Amrita Roy1, Greta Forbes1, Dikshaya Prabhakara1, Tyler Faith2, Apurva Mallisetty3, Samuel Weinberg4, Alicia Hulbert2, Frank D. Weinberg5

1Department of Medicine, University of Illinois at Chicago, Chicago, IL,2University of Illinois at Chicago, Chicago, IL,3University of Illinois, Chicago, IL,4Northwestern University, Chicago, IL,5University of Illinois Cancer Center, Chicago, IL

摘要 Abstract

Background: Lung cancer (LC) is the leading cause of cancer-related mortality, yet the process of tumor initiation is poorly understood. Prior work from our group indicated that biomolecules like stearic acid (SA) and proinflammatory cytokines like MIP1alpha and MIP1beta were selectively elevated in the tumor bearing lung lobes of early-stage LC patients. Hence, we hypothesized that a SA-macrophage (MΦ) inflammatory axis contributes to neoplastic transformation in lung epithelium. Method: Plasma cytokine profiles were compared between early-stage LC patients (n=5) and healthy controls (n=6). Cytokine production following SA exposure at transcriptional and translational level were assessed in PBMC-derived MΦs and human monocytic cell lines (U937) to establish synchrony between two systems.
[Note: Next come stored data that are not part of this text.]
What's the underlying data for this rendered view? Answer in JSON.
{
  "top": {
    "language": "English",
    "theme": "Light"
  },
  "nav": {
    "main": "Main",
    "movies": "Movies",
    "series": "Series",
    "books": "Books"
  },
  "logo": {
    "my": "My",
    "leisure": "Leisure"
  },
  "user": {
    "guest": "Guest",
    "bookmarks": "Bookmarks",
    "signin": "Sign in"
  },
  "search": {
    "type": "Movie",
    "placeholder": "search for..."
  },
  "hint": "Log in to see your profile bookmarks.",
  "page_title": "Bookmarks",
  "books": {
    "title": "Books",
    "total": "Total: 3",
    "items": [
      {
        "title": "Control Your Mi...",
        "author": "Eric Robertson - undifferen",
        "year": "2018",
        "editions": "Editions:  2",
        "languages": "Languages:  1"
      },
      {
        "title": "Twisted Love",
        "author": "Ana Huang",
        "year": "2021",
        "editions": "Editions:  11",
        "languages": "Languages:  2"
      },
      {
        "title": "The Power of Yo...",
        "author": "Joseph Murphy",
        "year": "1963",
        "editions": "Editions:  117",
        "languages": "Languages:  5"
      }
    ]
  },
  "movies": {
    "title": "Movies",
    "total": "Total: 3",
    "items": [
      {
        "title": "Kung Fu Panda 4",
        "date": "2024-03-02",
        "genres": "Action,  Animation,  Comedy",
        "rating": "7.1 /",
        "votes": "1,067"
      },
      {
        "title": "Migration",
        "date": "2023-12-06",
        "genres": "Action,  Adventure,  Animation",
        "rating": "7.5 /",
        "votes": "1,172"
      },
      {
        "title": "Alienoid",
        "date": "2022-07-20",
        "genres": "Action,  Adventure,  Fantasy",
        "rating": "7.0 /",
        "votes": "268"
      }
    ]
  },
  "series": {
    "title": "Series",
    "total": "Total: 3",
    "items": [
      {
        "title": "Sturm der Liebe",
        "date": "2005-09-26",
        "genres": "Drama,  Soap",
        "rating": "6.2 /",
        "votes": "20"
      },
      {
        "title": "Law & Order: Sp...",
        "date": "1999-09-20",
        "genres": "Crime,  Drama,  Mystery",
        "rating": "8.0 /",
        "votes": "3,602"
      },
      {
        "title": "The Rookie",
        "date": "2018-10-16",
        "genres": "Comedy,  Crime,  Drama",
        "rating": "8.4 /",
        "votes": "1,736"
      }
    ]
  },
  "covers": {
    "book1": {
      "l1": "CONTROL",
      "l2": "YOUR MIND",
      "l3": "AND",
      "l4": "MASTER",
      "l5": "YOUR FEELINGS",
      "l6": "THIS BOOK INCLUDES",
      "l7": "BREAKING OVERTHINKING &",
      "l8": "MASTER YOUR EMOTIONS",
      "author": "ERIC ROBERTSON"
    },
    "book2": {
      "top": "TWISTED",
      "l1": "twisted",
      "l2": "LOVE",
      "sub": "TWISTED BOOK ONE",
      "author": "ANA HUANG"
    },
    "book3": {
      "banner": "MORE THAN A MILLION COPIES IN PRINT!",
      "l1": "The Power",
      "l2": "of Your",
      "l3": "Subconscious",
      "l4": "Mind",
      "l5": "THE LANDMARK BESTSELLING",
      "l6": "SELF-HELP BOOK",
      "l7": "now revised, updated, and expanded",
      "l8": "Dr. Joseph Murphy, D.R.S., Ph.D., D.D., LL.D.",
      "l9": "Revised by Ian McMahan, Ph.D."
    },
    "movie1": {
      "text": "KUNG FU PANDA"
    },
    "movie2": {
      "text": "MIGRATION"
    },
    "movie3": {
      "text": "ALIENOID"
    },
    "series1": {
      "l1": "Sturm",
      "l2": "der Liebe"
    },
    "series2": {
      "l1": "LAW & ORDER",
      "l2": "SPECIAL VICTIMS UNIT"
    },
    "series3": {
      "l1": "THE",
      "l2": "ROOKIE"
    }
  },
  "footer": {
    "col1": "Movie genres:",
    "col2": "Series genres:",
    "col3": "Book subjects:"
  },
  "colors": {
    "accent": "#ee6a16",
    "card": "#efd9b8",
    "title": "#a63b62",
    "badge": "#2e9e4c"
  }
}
Conditioned media (CM) from SA-treated MΦs (SA-CM) was applied to BEAS2B epithelial cells (non-transformed lung epithelial cells), with transformation measured by soft agar and spheroid assays. Receptor expression for MIP1alpha (CCR5) and MIF (CD44) was quantified by mRNA/protein analyses. Functional blockades of CCR5 and CD44 were performed using small-molecule antagonists (Maraviroc and Verbascoside respectively) to identify critical cytokine driving transformation. Results: Elevated MIP1alpha were observed in plasma samples from early-stage LC patients compared to healthy individuals. SA treatment augmented MIP1alpha and MIF expression from both PBMC and U937 derived MΦs. Simultaneously, SA-CM from both PBMC and U937 derived MΦs induced significantly greater colony formation in soft agar matrix and robust spheroid growth under low-attachment conditions, indicating neoplastic transformation. Receptor analysis revealed abundant CD44 but limited CCR5 expression on BEAS2B cells. Blockade of CD44 with Verbascoside abrogated SA-CM-induced spheroid formation, whereas CCR5 inhibition had no effect. Conclusion: Based on these observations we conclude that SA reprograms MΦ transcriptional states promoting a MΦ driven proinflammatory environment that induces MIF-CD44-dependent neoplastic transformation of lung epithelial cells. These findings implicate a novel immunometabolic axis involved in the early oncogenic events of LC initiation and support therapeutic targeting of SA-MIF-CD44 signaling as a potential preventive strategy.
利益披露 Disclosure
A. Roy, None.. G. Forbes, None.. D. Prabhakara, None.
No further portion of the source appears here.